Легко было с ней. Ни о чем на спрашивая, накрывает на стол, все-то с полуслова понимает… Вскоре Андрей узнал и о других достоинствах бабки Татьяны, как она тогда же, будто походя, назвалась, — доброте несказанной, сердобольности бесконечной, непостижимой проництельности. Прогостив у нее целых два дня, переночевав на сеновале, он уехал тогда в свой шумный город совсем другим, Преображенным.
— Влюбился, что ли? — спрашивали друзья, подозрительно вглядываясь в его глаза. — Ты же женатый, не забыл?

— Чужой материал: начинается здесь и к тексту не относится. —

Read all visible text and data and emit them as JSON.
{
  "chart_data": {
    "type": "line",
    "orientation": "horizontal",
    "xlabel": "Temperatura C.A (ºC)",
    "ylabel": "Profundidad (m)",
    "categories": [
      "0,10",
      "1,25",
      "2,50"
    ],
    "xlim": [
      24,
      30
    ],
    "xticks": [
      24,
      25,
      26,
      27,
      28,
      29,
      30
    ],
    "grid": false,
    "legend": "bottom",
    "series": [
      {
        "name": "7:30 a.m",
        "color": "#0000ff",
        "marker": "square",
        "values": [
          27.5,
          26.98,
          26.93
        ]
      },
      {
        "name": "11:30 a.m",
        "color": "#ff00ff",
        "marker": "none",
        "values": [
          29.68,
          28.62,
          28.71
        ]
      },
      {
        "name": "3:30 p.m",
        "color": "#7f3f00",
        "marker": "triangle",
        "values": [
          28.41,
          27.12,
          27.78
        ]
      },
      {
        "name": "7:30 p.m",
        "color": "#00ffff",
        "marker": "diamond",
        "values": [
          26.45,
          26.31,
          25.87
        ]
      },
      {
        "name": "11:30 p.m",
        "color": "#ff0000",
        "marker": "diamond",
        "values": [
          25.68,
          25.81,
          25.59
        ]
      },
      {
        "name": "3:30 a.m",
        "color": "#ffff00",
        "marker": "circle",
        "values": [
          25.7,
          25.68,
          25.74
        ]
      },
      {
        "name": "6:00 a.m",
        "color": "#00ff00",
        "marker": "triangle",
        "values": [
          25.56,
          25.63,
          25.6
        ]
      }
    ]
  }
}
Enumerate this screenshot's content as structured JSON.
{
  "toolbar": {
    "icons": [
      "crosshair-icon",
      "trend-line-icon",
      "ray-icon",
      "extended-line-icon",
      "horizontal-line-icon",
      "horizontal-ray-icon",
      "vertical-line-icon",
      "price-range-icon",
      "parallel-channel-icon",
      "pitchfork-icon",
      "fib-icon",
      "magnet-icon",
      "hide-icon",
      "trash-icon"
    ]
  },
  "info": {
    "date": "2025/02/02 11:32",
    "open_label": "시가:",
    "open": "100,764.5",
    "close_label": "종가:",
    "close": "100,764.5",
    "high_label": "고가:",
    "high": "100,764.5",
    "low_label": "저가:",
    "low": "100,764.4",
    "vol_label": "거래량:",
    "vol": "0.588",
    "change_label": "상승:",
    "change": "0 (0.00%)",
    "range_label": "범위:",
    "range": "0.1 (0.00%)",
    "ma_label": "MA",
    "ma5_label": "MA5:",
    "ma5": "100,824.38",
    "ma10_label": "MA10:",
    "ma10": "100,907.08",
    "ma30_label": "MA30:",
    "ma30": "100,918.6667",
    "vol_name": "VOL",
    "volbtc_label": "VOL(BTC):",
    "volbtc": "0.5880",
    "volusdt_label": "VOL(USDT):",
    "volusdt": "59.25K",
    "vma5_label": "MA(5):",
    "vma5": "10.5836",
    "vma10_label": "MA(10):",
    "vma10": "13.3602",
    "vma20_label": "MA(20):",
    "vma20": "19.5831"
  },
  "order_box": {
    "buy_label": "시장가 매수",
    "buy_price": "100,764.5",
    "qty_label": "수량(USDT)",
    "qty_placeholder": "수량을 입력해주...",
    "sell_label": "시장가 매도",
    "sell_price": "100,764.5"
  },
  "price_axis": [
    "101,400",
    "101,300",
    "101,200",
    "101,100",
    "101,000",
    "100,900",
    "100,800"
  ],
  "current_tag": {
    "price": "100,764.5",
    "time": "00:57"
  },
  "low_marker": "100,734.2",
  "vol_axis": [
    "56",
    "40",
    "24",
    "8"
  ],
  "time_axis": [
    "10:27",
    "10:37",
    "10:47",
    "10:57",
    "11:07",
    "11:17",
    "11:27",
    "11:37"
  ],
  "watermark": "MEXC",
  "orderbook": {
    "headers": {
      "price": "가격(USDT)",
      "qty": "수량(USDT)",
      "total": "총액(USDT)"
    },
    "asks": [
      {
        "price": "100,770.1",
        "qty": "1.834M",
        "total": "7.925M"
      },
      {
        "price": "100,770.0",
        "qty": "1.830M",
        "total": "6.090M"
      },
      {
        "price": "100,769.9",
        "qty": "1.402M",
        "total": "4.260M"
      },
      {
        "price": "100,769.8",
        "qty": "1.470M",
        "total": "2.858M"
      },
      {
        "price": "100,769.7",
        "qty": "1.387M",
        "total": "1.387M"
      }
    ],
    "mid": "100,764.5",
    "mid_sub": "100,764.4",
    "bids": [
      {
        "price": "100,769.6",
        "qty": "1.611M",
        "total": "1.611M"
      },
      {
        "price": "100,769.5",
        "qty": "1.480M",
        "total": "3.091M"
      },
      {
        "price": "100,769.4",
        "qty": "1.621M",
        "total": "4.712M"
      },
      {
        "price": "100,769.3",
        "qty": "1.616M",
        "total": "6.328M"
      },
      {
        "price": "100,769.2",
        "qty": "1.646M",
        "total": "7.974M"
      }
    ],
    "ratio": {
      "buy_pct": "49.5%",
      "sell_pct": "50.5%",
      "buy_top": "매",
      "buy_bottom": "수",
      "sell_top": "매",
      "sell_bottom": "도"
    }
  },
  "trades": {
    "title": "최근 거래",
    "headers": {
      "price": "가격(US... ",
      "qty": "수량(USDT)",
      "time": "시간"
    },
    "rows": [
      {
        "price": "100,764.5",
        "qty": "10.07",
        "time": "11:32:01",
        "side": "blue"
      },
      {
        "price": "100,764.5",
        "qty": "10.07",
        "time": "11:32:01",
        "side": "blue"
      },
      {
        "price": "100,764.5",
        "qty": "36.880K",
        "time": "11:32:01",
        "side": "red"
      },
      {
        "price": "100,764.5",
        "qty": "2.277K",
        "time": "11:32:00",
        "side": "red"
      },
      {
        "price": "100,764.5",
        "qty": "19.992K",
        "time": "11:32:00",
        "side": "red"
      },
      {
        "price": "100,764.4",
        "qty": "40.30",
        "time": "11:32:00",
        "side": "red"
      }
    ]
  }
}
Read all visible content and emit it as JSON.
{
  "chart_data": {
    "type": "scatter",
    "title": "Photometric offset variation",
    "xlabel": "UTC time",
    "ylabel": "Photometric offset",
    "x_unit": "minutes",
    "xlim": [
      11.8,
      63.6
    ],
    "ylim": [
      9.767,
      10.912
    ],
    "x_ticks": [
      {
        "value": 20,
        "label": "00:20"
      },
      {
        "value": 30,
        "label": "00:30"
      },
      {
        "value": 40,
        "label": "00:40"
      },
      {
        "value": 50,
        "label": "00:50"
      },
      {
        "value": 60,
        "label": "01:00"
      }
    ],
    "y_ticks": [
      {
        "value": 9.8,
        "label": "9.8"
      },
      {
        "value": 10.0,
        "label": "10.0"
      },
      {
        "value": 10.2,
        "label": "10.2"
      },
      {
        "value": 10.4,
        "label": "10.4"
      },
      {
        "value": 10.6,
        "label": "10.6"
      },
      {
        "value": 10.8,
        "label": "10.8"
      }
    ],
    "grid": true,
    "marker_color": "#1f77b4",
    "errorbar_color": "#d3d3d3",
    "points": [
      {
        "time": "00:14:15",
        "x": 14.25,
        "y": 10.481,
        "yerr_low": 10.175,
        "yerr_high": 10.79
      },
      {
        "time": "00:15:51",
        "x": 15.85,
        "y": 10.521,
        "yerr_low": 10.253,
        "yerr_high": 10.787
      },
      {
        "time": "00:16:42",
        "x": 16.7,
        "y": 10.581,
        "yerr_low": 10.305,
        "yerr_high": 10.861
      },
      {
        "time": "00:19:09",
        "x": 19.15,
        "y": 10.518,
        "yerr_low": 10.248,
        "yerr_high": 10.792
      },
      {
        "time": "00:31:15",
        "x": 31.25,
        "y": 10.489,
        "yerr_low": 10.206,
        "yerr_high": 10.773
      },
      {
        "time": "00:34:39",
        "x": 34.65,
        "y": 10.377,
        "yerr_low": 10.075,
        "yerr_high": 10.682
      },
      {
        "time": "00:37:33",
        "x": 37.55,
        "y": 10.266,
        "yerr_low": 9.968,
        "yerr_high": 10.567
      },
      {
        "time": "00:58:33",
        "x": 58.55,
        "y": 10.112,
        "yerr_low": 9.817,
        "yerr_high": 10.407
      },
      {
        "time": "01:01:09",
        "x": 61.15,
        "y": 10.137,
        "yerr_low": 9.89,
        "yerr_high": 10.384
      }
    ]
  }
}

— Мне теперь все нипочем, — неопределенно отвечал он.
— Что случилось-то?
— Я узнал себя…
Узнал себя! Так мог бы сказать о себе гонимый ветром клочок бумаги, внезапно упавший на раскрытую книгу, из которой был вырван, и обнаруживший, что письмена, начертанные на нем, не пустой набор слов, а часть великого смысла. Он узнал не только себя, он узнал мир и, как ему казалось, место каждого человека, каждого явления в былом, настоящем, а может быть, и в будущем. Что за прозрение снизошло на него той ночью у ручья, в тот день в деревне Епифаново, переполнившее радостью от сознания своей прозорливости, своего могущества? Что за чудо случилось?!. Каждый выходной он уезжал в Епифаново. Ходил босиком по тем же тропам, ночевал на том же месте у ручья, страстно желая вновь испытать однажды пережитое. Ничего не получалось. Звезды были далеки, ручей молчал, травы не певучи. Он удовлетворялся воспоминаниями, и в следующий выходной снова ехал в Епифаново. И теперь туда же. Андрей не читал дорогой. Раньше без верного собеседника в виде любого популярного журнала не мог скоротать дорогу, теперь ему были интересны собственные мысли, желанны свои чувства. Пассажиры, сидевшие рядом, думали: "Умаялся мужик, спит". А он, если и задремывал под монотонный говор, под гул двигателей электрички и стук колес, то ненадолго. Но и в дреме ему было хорошо наедине с собой. А в этот раз пришлось очнуться. В вагоне явно что-то происходило: из другого конца доносились возмущенные голоса, не похожие на обычную вагонную перебранку. Из общей разноголосицы выбивался дребезжащий старческий фальцет.
— Чего он тебе сделал? За титьки ведь не хватал?!.
— Молодец девка! — перебивал другой голос, женский. — Пристал бы ко мне, я бы…
— Да кто к тебе пристанет?
— Ах ты старый пень! Я что, по-твоему…
— Ладно вам! — рассудительно сказал кто-то густым басом. — Человеку, может, врача надо.
— Милицию надо! — не унимался старик, Андрей вздохнул — так не хотелось ему ввязываться.
Привстав, поглядел через головы пассажиров, Все крутили головами, но не вскакивали, боясь потерять место, поскольку в проходе стояли другие пассажиры, безместные.